“I will not comply with this, or any other grand jury.” So explained Chelsea Manning in justifying her refusal to answer questions and comply with a grand jury subpoena compelling her to testify on her knowledge of WikiLeaks. “Imprisoning me for my refusal to answer questions only subjects me to additional punishment for my repeatedly stated ethical obligations to the grand jury system.”
Manning, whose 35-year sentence was commuted by the Obama administration in an act of seeming leniency, is indivisibly linked to the WikiLeaks legacy of disclosure. She was the source, and the bridge, indispensable for giving Julian Assange and his publishing outfit the gold dust that made names and despoiled others.

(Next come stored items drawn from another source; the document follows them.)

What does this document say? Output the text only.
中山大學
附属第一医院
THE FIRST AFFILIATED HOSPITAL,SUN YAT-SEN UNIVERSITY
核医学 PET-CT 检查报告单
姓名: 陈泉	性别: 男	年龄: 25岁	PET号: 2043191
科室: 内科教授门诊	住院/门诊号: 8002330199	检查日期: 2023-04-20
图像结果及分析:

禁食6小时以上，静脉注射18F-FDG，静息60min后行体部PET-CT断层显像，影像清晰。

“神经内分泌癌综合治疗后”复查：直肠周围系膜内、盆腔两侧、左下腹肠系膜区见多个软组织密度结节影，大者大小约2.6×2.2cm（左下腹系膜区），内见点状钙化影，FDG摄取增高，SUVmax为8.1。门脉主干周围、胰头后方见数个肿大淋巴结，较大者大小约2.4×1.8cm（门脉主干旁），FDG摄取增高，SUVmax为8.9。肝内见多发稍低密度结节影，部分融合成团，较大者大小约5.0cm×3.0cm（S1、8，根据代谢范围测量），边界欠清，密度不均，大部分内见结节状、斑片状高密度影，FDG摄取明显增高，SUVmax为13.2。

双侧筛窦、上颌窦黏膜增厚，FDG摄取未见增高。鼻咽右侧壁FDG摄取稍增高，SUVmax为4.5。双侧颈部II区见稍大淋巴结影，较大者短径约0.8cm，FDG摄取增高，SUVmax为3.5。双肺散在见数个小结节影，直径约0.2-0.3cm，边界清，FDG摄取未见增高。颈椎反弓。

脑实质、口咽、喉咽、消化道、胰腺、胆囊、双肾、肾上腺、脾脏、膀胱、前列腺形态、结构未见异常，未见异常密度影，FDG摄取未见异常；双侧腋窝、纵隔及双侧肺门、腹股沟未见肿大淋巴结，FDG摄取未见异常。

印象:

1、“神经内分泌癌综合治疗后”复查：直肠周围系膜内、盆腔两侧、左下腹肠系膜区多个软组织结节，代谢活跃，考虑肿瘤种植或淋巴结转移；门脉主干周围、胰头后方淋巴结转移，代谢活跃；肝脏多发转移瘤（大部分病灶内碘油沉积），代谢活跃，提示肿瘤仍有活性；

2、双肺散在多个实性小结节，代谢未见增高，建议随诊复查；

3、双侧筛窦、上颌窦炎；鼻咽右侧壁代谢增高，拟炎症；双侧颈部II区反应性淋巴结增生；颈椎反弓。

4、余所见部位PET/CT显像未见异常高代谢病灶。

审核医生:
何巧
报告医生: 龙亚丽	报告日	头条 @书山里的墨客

The sense of dredging and re-dredging in efforts to ensnare Manning is palpable. She insists that she had shared all that she knew at her court-martial, a point made clear by the extensive if convoluted nature of the prosecution’s effort to build a case. “The grand jury’s questions pertained to disclosures from nine years ago, and took place six years after an in-depth computer forensics case, in which I tesified [sic] for almost a full day about these events. I stand by my previous testimony.” Before Friday’s hearing, she also reiterated that she had invoked the First, Fourth and Sixth Amendment protections.
Grand juries have gone musty. Conceived in 12th century England as a feudalistic guardian against unfair prosecution, they became bodies of self-regulating and policing freemen (often barons with a gripe) charged with investigating alleged wrongdoing. Doing so provided a preliminary step in recommending whether the accused needed to go court. The US Constitution retains this element with the Fifth Amendment: that no “person shall be held to answer for a capital, or otherwise infamous crime, unless on a presentment or indictment of a Grand Jury.”
The independence of that body of peers has been clipped, modified and fundamentally influenced by the prosecutor’s guiding hand. The federal grand jury has essentially become a body easily wooed by the prosecutor in closed settings where grooming and convincing are easy matters. The prosecutor can also be comforted by that level of procedural secrecy that keeps the process beyond prying eyes; Federal Rule of Criminal Procedure 6(e) makes the point that the jurors and government attorneys “must not disclose a matter occurring before the grand jury.” Sealed and confined, the participants accordingly forge a narrative that tends to encourage, rather than dissuade a finding, of guilt.
That influence is hard to deny, leading to reluctance on the part of any empaneled grand jury to reject the plausibility of a prosecutor’s claims. The US Bureau of Statistics, looking at 2010 figures on the prosecution of 162,000 federal cases, found that grand juries only failed to return an indictment in 11 cases. As Gordon Griller of the National Centre for State Courts reasoned, “The problem with the grand jury system is the jury. The prosecutor has complete control over what is presented to the grand jury and expects the grand jurors to just rubber stamp every case brought before it.”
Manning’s other relevant point is that the grand jury process has, invariably, been given the weaponry to target dissenters and corner contrarians. “I will not participate in a secret process that I morally object to, particularly one that has been used to entrap and persecute activists for protected political speech.”
Manning explained to US District Judge Claude Hilton that she would (think Socrates, hemlock, the like) “accept whatever you bring upon me”. When her defence team insisted that she be confined to home, given specific needs of gender-affirming healthcare, the judge was unconvinced. US marshals were more than up to the task (how is never stated), though certain “details about Ms Manning’s confinement,” claim Alexandria Sheriff Dana Lawhorne, “will not be made public due to security and privacy concerns.”
She will be confined till the conclusion of the investigation, or till she feels ready to comply with the subpoena. Manning’s defence counsel Moira Meltzer-Cohen is convinced that the very act of jailing Manning is one of state-sanctioned cruelty.
There is a distinct note of the sinister in this resumption of hounding a whistleblower; yet again, Manning must show that the virtues of a cause and the merits of an open system demand a level of cruel sacrifice. “This ain’t my first rodeo,” she told her lawyer with some reflection.
This rodeo is one dogged by problems. Manning’s original conviction was a shot across the bow, the prelude to something fundamental. Journalists long protected for using leaked material under the First Amendment were going to become future targets of prosecution. Such instincts have seeped into the US governing class like stubborn damp rot; consider, for instance, the remarks of Senator Dianne Feinstein in 2012 on the issue of leaks discussed in The New York Times. Having published details of the Obama administration’s “Kill List” and US-orchestrated cyber-attacks against Iran, the paper had “caused serious harm to US national security and… should be prosecuted accordingly.” While The Grey Lady might prefer to distance itself from WikiLeaks in journalistic company, prosecuting authorities see little difference.
This latest rotten business also demonstrates the unequivocal determination of US authorities to fetter, if not totally neutralise, the reach of WikiLeaks in the modern information wars. Having been either tongue-tied or reticent, US officials, notably those in the Alexandria office, have revealed what WikiLeaks regarded as obvious some years ago: that a grand jury is keen to soften the road to prosecution.